Сначала вроде потихоньку – полегоньку, а потом все сильнее и яростнее наступали. Ты ведь знаешь, как эти добрые да милые девицы – феи могут в душу залезть, так и хочется им если не помочь, то хотя бы не мешать. Ушли в сторону, смотрели, любовались на добрых и милых, и что? Тут уже все зверюшки пушистые да прекрасные, все друг друга любят до умопомрачения, никто никого не ест и даже не кусает, все просто замечательно, никакого зла нигде не существует, отродясь не было, и быть не может. А когда опомнились, мы его уже и днем с огнем отыскать не могли, – развел руками Кащей.

– И что же в этом плохого? – спросил кот, он или не понимал, или просто притворялся….

– Да все замечательно, – передразнил его Кащей, – налюбоваться не могли, мы с Лешим и Водяным плясали от радости, что у нас такие добрые и хорошие сказочницы появились, только недолго музыка играла, недолго Леший танцевал. Беду и смерть они принесли, когда выдохлось и испарилось все зло, словно его никогда и не было.
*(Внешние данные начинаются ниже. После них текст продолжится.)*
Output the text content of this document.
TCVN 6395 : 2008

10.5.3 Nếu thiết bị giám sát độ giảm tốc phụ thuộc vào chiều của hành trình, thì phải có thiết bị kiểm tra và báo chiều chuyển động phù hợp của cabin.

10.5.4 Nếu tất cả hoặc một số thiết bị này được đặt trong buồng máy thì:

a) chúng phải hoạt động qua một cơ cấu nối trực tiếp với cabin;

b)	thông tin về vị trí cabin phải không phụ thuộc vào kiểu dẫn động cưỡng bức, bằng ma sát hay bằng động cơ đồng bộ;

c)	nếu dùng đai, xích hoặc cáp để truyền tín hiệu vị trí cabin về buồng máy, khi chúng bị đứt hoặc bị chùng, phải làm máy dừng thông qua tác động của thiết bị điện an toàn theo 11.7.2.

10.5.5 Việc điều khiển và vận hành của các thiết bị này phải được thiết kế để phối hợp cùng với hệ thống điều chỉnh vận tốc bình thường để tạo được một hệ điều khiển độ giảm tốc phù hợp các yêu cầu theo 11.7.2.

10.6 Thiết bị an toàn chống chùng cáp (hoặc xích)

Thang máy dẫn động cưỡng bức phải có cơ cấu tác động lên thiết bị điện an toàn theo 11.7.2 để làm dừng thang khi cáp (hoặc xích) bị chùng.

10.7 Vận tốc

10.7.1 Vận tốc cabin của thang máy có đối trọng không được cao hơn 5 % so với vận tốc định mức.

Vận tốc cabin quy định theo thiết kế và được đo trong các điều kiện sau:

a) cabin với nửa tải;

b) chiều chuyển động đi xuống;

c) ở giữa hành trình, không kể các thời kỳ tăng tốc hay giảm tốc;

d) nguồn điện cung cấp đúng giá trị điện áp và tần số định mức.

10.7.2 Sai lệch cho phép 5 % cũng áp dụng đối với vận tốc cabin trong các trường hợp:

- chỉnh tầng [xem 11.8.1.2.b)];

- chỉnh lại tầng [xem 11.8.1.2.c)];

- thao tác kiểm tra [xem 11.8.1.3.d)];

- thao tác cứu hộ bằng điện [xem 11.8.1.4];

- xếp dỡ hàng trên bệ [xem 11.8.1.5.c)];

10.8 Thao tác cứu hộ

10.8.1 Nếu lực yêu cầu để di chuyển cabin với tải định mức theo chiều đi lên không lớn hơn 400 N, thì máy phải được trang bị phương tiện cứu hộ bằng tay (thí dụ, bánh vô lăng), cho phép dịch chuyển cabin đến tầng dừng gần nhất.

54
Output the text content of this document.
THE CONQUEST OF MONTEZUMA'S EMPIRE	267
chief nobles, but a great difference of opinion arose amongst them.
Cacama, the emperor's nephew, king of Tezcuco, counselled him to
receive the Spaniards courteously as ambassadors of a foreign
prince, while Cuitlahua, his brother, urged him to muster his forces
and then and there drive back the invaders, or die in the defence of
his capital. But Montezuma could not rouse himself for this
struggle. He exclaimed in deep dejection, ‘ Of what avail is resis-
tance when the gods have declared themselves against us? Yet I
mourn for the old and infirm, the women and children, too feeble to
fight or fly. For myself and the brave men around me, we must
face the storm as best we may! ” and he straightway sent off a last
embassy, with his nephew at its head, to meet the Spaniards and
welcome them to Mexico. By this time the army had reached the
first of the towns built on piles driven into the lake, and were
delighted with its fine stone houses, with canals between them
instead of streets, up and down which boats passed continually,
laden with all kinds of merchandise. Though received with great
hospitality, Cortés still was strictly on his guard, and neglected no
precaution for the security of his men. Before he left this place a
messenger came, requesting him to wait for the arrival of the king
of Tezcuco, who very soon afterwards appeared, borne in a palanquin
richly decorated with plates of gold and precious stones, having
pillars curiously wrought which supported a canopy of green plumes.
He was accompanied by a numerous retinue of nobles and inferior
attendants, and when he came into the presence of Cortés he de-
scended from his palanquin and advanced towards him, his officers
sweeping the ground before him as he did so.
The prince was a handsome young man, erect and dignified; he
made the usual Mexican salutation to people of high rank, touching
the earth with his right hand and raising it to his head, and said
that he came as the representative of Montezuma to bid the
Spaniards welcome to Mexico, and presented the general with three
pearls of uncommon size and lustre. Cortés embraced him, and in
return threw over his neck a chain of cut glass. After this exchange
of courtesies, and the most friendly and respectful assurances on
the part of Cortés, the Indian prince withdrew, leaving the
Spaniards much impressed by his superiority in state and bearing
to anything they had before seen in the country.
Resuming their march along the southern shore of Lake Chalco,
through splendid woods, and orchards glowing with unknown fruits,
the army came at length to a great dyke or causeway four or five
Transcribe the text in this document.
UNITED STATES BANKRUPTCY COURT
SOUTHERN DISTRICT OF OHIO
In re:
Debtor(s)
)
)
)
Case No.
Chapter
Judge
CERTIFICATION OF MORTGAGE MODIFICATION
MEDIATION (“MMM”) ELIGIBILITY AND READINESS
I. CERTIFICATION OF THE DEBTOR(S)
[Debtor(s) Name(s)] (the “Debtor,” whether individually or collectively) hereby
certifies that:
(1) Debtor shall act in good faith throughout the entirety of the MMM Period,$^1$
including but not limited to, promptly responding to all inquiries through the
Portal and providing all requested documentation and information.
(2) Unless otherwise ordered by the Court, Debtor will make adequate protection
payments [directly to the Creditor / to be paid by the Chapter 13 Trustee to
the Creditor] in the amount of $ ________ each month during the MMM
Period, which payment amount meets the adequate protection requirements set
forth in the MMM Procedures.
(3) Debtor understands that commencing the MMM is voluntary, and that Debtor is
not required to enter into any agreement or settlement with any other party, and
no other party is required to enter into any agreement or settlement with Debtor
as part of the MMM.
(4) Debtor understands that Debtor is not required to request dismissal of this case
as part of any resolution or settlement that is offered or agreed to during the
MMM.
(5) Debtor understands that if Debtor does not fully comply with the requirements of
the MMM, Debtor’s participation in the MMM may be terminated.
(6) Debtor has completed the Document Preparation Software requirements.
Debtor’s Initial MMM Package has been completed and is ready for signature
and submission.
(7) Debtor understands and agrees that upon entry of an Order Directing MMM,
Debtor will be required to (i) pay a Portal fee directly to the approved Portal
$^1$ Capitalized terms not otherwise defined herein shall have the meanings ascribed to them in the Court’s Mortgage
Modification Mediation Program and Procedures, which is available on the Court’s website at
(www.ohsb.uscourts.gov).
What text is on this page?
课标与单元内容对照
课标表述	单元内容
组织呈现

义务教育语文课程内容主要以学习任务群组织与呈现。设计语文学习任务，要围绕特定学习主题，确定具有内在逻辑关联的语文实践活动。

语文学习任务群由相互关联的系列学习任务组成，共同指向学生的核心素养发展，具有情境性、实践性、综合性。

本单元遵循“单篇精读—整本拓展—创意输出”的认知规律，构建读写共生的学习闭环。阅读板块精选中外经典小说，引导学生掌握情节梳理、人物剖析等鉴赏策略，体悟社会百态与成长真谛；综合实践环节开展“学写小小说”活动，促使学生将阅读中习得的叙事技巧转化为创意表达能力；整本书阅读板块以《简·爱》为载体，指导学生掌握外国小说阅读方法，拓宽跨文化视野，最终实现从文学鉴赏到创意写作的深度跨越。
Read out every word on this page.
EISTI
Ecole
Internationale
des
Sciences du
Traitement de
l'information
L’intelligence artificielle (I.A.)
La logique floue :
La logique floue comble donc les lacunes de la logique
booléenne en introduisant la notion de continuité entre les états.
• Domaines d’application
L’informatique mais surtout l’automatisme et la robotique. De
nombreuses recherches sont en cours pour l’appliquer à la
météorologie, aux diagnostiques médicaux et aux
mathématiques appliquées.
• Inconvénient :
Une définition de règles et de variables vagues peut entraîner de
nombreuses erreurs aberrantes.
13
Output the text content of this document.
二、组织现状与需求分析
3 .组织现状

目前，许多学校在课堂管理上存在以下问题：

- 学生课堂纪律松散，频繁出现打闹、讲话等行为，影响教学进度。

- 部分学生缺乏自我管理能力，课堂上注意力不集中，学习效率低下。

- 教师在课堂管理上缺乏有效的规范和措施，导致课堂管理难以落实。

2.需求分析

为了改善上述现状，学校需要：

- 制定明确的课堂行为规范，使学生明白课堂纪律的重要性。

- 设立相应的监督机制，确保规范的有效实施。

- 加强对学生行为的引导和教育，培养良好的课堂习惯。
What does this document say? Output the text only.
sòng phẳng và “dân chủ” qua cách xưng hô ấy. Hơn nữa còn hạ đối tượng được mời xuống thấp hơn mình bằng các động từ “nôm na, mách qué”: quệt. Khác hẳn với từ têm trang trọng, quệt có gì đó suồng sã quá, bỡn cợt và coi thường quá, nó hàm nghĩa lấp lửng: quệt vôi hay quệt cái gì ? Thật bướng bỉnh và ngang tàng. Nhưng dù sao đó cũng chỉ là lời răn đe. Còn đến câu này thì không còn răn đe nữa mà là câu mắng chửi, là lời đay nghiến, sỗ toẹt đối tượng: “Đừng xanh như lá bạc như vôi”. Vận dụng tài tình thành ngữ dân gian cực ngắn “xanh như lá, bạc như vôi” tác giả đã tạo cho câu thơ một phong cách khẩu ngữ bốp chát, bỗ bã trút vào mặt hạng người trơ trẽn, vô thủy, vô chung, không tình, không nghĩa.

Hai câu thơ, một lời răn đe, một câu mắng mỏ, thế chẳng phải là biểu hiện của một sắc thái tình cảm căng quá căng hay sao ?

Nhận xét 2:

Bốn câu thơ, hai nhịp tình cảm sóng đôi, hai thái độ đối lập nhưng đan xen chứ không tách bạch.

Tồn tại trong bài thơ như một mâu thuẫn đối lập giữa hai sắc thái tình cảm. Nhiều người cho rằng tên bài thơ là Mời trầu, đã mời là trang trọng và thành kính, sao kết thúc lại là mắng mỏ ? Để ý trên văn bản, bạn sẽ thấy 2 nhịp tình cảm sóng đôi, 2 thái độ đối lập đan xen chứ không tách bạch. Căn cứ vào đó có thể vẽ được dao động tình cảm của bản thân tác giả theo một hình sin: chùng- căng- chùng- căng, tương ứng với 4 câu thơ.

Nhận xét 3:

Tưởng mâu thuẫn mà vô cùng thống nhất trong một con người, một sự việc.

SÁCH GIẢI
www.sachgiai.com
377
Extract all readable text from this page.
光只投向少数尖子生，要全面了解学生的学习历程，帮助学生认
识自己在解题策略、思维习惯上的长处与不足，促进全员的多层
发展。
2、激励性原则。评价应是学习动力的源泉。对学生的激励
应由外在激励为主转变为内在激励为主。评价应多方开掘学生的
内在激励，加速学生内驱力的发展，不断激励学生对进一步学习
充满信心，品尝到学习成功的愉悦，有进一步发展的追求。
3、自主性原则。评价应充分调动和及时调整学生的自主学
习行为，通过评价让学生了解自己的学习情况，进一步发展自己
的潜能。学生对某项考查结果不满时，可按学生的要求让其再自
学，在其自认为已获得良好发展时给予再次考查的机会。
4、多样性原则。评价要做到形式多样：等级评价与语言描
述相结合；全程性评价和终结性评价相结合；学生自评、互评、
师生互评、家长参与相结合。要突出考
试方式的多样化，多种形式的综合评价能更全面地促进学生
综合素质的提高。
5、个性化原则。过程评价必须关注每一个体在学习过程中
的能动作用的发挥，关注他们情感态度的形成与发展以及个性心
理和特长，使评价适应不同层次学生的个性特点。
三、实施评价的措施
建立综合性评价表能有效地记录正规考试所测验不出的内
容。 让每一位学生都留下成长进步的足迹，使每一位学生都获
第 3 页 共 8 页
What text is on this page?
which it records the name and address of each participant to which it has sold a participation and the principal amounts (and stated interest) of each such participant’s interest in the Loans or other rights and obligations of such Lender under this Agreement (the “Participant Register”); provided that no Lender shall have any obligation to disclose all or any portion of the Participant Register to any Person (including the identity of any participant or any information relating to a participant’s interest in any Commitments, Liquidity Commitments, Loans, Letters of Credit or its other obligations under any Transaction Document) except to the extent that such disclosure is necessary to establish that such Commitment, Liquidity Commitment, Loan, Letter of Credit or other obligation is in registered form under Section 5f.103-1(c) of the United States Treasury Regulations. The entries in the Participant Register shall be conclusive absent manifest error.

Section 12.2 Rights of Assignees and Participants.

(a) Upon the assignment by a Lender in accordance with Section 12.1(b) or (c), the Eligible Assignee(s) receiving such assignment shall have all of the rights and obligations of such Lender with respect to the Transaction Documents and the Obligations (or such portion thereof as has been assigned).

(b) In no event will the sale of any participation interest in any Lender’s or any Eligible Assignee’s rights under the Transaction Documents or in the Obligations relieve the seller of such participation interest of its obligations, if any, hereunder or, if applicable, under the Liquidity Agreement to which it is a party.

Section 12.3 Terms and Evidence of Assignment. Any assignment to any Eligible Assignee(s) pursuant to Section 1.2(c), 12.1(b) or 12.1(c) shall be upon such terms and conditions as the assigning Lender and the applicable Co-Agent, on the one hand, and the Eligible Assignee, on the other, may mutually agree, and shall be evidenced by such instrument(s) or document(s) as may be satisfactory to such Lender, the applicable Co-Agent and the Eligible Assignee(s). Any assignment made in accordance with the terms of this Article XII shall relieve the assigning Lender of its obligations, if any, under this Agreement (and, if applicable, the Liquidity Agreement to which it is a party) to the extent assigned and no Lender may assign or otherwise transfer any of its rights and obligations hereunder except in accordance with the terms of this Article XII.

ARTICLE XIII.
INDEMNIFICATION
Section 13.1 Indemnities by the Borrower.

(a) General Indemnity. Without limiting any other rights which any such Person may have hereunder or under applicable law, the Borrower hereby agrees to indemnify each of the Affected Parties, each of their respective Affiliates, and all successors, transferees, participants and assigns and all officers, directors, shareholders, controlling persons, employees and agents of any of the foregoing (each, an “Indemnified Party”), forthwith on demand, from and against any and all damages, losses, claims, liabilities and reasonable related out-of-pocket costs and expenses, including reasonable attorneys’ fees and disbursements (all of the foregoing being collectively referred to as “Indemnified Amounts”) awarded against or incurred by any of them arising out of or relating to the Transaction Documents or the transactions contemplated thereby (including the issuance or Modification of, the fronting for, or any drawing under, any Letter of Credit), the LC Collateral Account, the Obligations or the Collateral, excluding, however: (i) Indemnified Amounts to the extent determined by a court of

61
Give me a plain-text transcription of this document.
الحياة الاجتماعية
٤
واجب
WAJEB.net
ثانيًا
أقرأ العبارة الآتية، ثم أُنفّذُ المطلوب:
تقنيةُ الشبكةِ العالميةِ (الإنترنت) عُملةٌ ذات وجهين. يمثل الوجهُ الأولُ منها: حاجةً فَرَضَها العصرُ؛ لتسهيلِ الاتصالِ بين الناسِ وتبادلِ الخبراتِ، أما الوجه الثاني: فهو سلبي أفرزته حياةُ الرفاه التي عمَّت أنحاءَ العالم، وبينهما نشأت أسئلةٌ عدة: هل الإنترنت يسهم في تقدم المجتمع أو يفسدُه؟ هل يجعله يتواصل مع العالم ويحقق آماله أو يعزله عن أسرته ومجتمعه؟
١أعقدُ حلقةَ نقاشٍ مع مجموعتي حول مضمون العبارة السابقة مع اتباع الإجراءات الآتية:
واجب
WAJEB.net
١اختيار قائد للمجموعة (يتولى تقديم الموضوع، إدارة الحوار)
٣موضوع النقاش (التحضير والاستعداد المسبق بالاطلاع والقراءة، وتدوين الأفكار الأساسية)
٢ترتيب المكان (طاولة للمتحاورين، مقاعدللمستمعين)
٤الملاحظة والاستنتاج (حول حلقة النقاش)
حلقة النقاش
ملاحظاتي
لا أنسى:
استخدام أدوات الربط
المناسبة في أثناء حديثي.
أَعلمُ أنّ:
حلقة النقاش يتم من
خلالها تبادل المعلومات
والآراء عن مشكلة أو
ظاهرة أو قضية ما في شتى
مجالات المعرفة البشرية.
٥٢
А все наши добрые и милые обленились, заскучали сначала, потом затосковали, как серые волки завыли. Так, что и белый свет им не мил, последняя надежна на чертей была, они то вон какие шустрые, думали мы с Лешим, что они что-то придумают. А они могли придумать что-то, только пока еще зло с нами рядом жило, а теперь черти стали бессильны, обнимаются, целуются друг с другом, то поют, то пляшут, но ведь веселия больше не было никакого, веселье оно вместе с печалью рука об руку ходит. А добра не меряно, черти упали и все окаменели, вон одни камни по всему лесу вместо чертей. А с ними и души людские мертвыми сделались.

– А что же сказочницы добрые?

– А своими добрыми и поучительными сказками они заполонили весь мир, и чем больше пишут, тем скучнее и страшнее жить становится. Хотя страшнее, не то слово, страх то со злом мы тоже потеряли. Унынию нет конца и края, тошно всем одним словом, погиб мир, надо хотя бы попытаться его спасти.

Помертвело все, дремучий лес, как и заповедный, стали мертвым называться, я понял, что никто больше не оживет, никто не вернется, и надо спасать мир, а кто, если не Кащей этим и должен заняться.

Звал- свистел Змея Горыныча, только он тоже в кому впал, за ним -то больше никто не гоняется, никто его убить не хочет. А он и жил только пока опасность его подстерегала, а если опасности нет, то и радоваться нечему, без борьбы не бывает жизни, тебе ли этого не знать – не ведать?

В общем, Горыныч наш давно уже при смерти, не знаю, спасем его или нет, а остальной мир и сказку саму надо спасать…

Замолчал Кащей, хотя при коте он все-таки оживился, надежда появилась, что все еще измениться может, что потеряно не все, а вдруг сказка хотя и больна долго и продолжительно, но скорее жива, чем мертва?

– Ладно, Кащей, я к Змею полетел, с него начнем оживлять и спасать сказку.

– А чем мертвый Змей тебе поможет? Темнишь ты, чего-то, кот.

– Из комы его выводить будем, а уж потом он поможет, – подмигнул Кащею Баюн.

Кащей прислушивался к тому, что творилось вокруг, ворона отправил следить за котом Баюном, кто его знает, что у того на уме.

Ворон вернулся и поведал, что Змея воскресить удалось.

– Баюн и мертвого поднимет, – гордо заявил белый ворон.

– А что потом?

– А потом вернулся Горыныч с целой вязанкой Сказочниц к себе в горы и доложил, что самых добрых и безнадежных он собрал и притащил, а с остальными еще можно работать, они вменяемые, может вредить перестанут, нормальные сказки писать начнут, а не такие.

№№№№№№№


Кот Бегемот взирал на дюжину добрых-предобрых сказочниц, все они были примерно средних лет, одинокие, сразу видно, что кроме сказок ничего у них не оставалось в жизни, но упрямые, как сто чертей.